13 Jan 2020

* About me and the course
  - Fourth year at RPI
  - **1st** time teaching Graph Mining
    + I welcome any feedback, topics, etc.
  - My research: graph analytical applications at the 'very large' scale

* Go over syllabus

* Go over website (https://www.cs.rpi.edu/~slotag/classes/SP20m/index.html)

* Go over real-world datasets

* Talk about project
  - Take a look at the real-world data repositories listed on the website
  - Prior projects:
    + Using vertex centrality analysis to identify population centers on
      unlabeled road network data
    + Recommender systems for Amazon co-purchasing dataset
    + Grad students: you can use/involve your research topic

================================================================================
* Define graphs 

Graphs => vertex set V(G) and edge set E(G)

V(G) = {v1, v2, v3, ... , vn}, |V| = n
E(G) = {e1, e2, e3, ... , em}, |E| = m
ei = {u, v}

Vertices => represent discrete objects (e.g., people in a social network)
Edges => relationship between these objects (e.g., friendships in social net)

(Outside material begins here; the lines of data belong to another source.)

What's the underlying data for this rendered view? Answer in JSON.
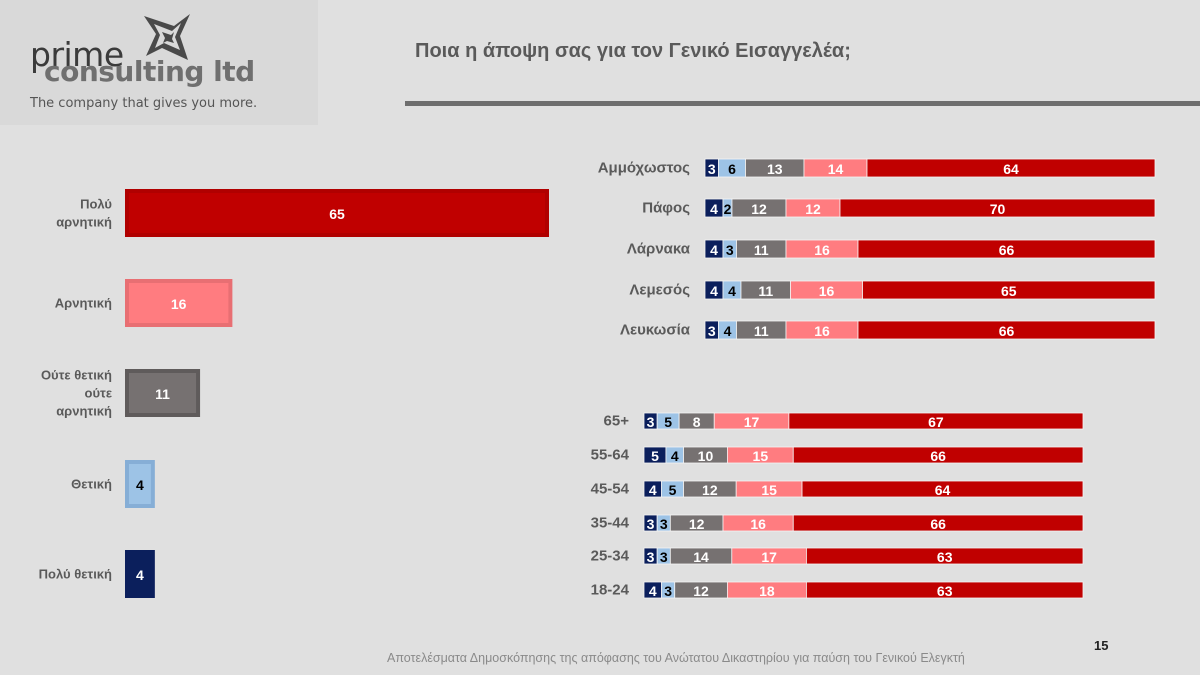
{
  "logo": {
    "word1": "prime",
    "word2": "consulting ltd",
    "tagline": "The company that gives you more.",
    "icon": "star-diamond-icon"
  },
  "header": {
    "title": "Ποια η άποψη σας για τον Γενικό Εισαγγελέα;"
  },
  "footer": {
    "text": "Αποτελέσματα Δημοσκόπησης της απόφασης του Ανώτατου Δικαστηρίου για παύση του Γενικού Ελεγκτή",
    "page_number": "15"
  },
  "colors": {
    "very_negative": "#c00000",
    "negative": "#ff7c80",
    "neutral": "#767171",
    "positive": "#9dc3e6",
    "very_positive": "#0b1f5c",
    "background": "#e0e0e0"
  },
  "chart_data": [
    {
      "type": "bar",
      "orientation": "horizontal",
      "title": "Overall",
      "categories": [
        "Πολύ αρνητική",
        "Αρνητική",
        "Ούτε θετική ούτε αρνητική",
        "Θετική",
        "Πολύ θετική"
      ],
      "category_lines": [
        [
          "Πολύ",
          "αρνητική"
        ],
        [
          "Αρνητική"
        ],
        [
          "Ούτε θετική",
          "ούτε",
          "αρνητική"
        ],
        [
          "Θετική"
        ],
        [
          "Πολύ θετική"
        ]
      ],
      "values": [
        65,
        16,
        11,
        4,
        4
      ],
      "data_labels": true,
      "xlim": [
        0,
        65
      ],
      "grid": false,
      "legend": "none"
    },
    {
      "type": "bar",
      "stacked": true,
      "orientation": "horizontal",
      "title": "By district",
      "categories": [
        "Αμμόχωστος",
        "Πάφος",
        "Λάρνακα",
        "Λεμεσός",
        "Λευκωσία"
      ],
      "series": [
        {
          "name": "Πολύ θετική",
          "values": [
            3,
            4,
            4,
            4,
            3
          ]
        },
        {
          "name": "Θετική",
          "values": [
            6,
            2,
            3,
            4,
            4
          ]
        },
        {
          "name": "Ούτε θετική ούτε αρνητική",
          "values": [
            13,
            12,
            11,
            11,
            11
          ]
        },
        {
          "name": "Αρνητική",
          "values": [
            14,
            12,
            16,
            16,
            16
          ]
        },
        {
          "name": "Πολύ αρνητική",
          "values": [
            64,
            70,
            66,
            65,
            66
          ]
        }
      ],
      "data_labels": true,
      "grid": false,
      "legend": "none"
    },
    {
      "type": "bar",
      "stacked": true,
      "orientation": "horizontal",
      "title": "By age",
      "categories": [
        "65+",
        "55-64",
        "45-54",
        "35-44",
        "25-34",
        "18-24"
      ],
      "series": [
        {
          "name": "Πολύ θετική",
          "values": [
            3,
            5,
            4,
            3,
            3,
            4
          ]
        },
        {
          "name": "Θετική",
          "values": [
            5,
            4,
            5,
            3,
            3,
            3
          ]
        },
        {
          "name": "Ούτε θετική ούτε αρνητική",
          "values": [
            8,
            10,
            12,
            12,
            14,
            12
          ]
        },
        {
          "name": "Αρνητική",
          "values": [
            17,
            15,
            15,
            16,
            17,
            18
          ]
        },
        {
          "name": "Πολύ αρνητική",
          "values": [
            67,
            66,
            64,
            66,
            63,
            63
          ]
        }
      ],
      "data_labels": true,
      "grid": false,
      "legend": "none"
    }
  ]
}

Vertices and edges can have associated meta-data/label
Vertex => e.g., in Amazon copurchasing network -> {people, products}
Edges => e.g., in copurchasing network -> {bought, looked at}

Other labels exist, such as weights, time in a temporal graph (when edge was
create), etc.

================================================================================
* Real-world graph properties

Sparsity: n < m << O(n^2) => number of edges is much less than the number of 
possible edges

Degree skew: the number of low degree vertices >> high degree vertices

Hubs: high degree or otherwise important vertices that have some functional 
importance within the network

Irregularity: information, social networks, etc. are not constrained by a 
physical existence

Small-world: "6 degree of Kevin Bacon", average shortest paths length is small
relative to the size of the network; 4-5 friendship hops on average between you 
and every other person on Earth 

================================================================================
* Define graph mining applications

Take a look at the syllabus for a list of topics (think about project)

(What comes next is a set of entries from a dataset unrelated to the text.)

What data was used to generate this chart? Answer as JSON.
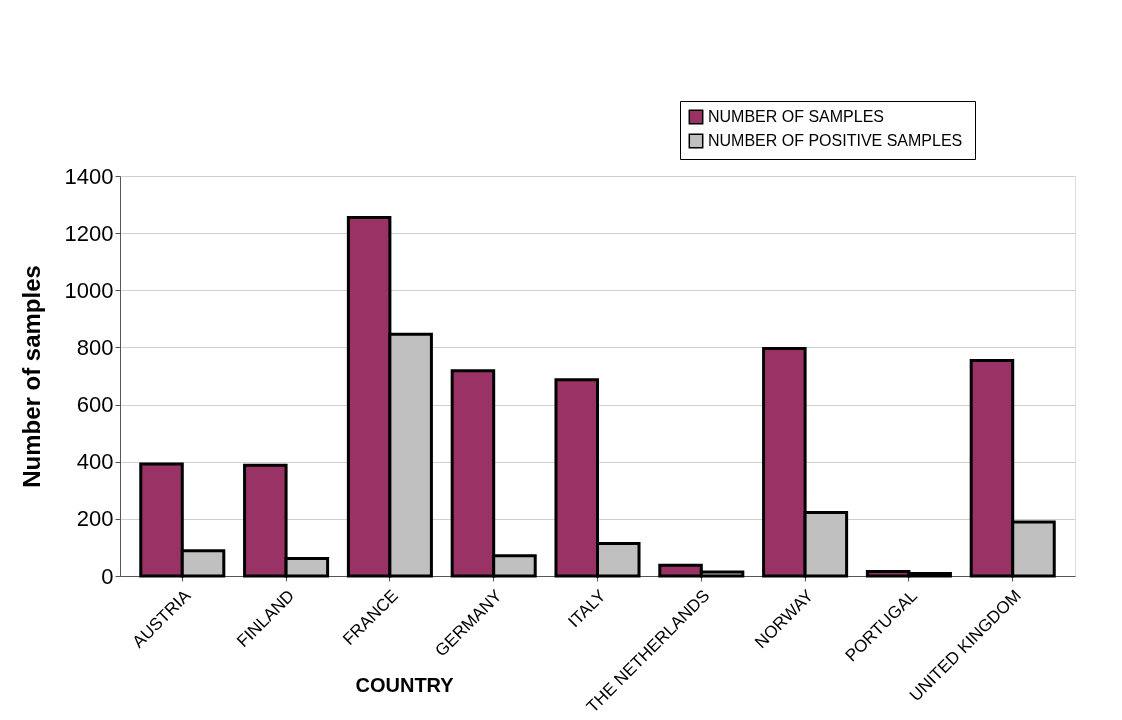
{
  "chart_data": {
    "type": "bar",
    "xlabel": "COUNTRY",
    "ylabel": "Number of samples",
    "categories": [
      "AUSTRIA",
      "FINLAND",
      "FRANCE",
      "GERMANY",
      "ITALY",
      "THE NETHERLANDS",
      "NORWAY",
      "PORTUGAL",
      "UNITED KINGDOM"
    ],
    "series": [
      {
        "name": "NUMBER OF  SAMPLES",
        "color": "#993366",
        "values": [
          392,
          388,
          1255,
          718,
          687,
          38,
          796,
          16,
          754
        ]
      },
      {
        "name": "NUMBER OF  POSITIVE SAMPLES",
        "color": "#c0c0c0",
        "values": [
          88,
          61,
          846,
          71,
          114,
          14,
          222,
          9,
          189
        ]
      }
    ],
    "ylim": [
      0,
      1400
    ],
    "yticks": [
      0,
      200,
      400,
      600,
      800,
      1000,
      1200,
      1400
    ],
    "grid": "y",
    "legend": "top right"
  }
}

Similarity to "data mining"
- Classification => can we 'classify' a vertex with some property
- Clustering => an approach for classification; placing similar vertices into
  the same cluster/group/classification
- Prediction => how a network will evolve over time? will a new friendship 
  emerge? will you buy a product? 
- Measurement => how can we measure properties of a network?

Graph mining == data mining, but specifically on graphical datasets

================================================================================
* Talk about graph processing approaches

"Think Like a Vertex"
- Many/most graph algorithms can be implemented in a 'vertex centric' way
- Format:

Input: Graph G(V, E), vertex state S
For all v in V:
  S(v) = initialize(v)

For some number of iterations:
  updateAlgorithmicData()
  For all v in V:
    For all neighbors u of v:
      S(v)/S(u) = updateState(S(u), S(v))

For all v in V:
  S(v) = finalize()

return S

================================================================================
* NetworkX and coding

Today: connected components algorithms

A graph is 'connected' if there exists a path between all u,v in V
e.g., u->w->y->...->v

Connected components: maximal subgraphs in a (possibly non-)connected graph G
that are themselves connected

Two algorithms:

BFS(G, S)
For all v in V:
  S(v) = -1  # haven't determined connected component yet

numComponents = 0
until all vertices have assigned component:
  For all v in V:
    if S(v) > -1
      continue

    Q <- v
    S(v) = numComponents

    While Q != empty:
      For all v in Q:
        For all neighbors u of v:
          if S(u) == -1:
            Q <- u
            S(u) = numComponents

    numComponents +=1
    
return S


LabelPropagation()
counter = 0
For all v in V:
  S(v) = counter
  counter += 1

numUpdates = 1
While updates > 0:
  updates = 0
  For all v in V:
    For all neighbors u of v:
      if S(u) > S(v)
        S(v) = S(u)
        updates += 1

return S